The fallacy of the "employment-based MSW internship".
Online, asynchronously delivered MSW programs are notorious for implying that aspiring MSW students' current job will qualify as their MSW internship. In fact, it can't.
Aspiring social workers then commit to asynchronously delivered online MSW programs - that make their students find their own placements (which is horrible in and of itself.) Students then assume that their current, paid, BA-level job will qualify for MSW internship credit only to be sent into a whole process of trying to get it approved (which, in all likelihood, it won't.) After all that mess, the student discovers that they were mislead by their MSW program.
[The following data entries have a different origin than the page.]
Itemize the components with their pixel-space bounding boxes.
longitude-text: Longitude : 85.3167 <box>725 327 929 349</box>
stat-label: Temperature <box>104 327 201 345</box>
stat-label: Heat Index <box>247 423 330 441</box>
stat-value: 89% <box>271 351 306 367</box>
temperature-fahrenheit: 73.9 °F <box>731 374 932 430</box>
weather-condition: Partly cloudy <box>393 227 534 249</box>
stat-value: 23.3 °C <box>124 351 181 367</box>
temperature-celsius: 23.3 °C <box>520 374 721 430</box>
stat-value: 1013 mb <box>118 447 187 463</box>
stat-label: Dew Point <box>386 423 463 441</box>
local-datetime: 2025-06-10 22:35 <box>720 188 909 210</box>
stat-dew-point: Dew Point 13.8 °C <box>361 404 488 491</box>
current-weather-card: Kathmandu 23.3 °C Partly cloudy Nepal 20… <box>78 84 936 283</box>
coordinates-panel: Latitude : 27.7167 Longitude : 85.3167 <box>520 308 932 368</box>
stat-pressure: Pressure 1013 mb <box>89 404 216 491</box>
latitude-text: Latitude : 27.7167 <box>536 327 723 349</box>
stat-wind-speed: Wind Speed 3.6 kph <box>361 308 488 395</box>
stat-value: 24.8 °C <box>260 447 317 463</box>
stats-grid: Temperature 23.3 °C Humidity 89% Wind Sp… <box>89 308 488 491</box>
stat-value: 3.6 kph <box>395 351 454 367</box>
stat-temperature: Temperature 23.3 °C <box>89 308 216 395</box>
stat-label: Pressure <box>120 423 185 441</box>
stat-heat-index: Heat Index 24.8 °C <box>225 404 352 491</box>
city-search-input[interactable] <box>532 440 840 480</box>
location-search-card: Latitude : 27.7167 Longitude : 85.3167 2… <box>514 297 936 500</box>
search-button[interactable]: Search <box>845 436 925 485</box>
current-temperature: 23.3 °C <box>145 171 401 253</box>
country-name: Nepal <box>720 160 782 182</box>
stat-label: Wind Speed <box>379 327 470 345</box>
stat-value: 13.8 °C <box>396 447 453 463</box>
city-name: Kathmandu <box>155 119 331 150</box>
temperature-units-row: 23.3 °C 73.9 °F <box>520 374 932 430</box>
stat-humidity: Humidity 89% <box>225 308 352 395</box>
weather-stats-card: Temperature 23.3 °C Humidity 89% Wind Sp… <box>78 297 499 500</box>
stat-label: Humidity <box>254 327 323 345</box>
By then the student has already paid for, and taken several classes that are not transferrable to a more reputable MSW program, such as their local public university.
The accreditation body called CSWE is explicit in that the MSW intern's job description must be the same level of competence, skill and capability as the job description of the MSW employee at the placement setting. It's a training position. It's literally a class, and you are a student. MSW STUDENTS ARE NOT FREE LABOR.
At this point the student is stuck: They can't afford to quit their paying job, but the because the burden of finding their own internships is high and the likelihood of finding a paid internship is low, students are in a horrible bind.
Do they quit their jobs and take out loans to pay for their expensive online program? Or "pause" (drop out) their MSW program until they can figure out another internship option?
We are not mad enough about this grift.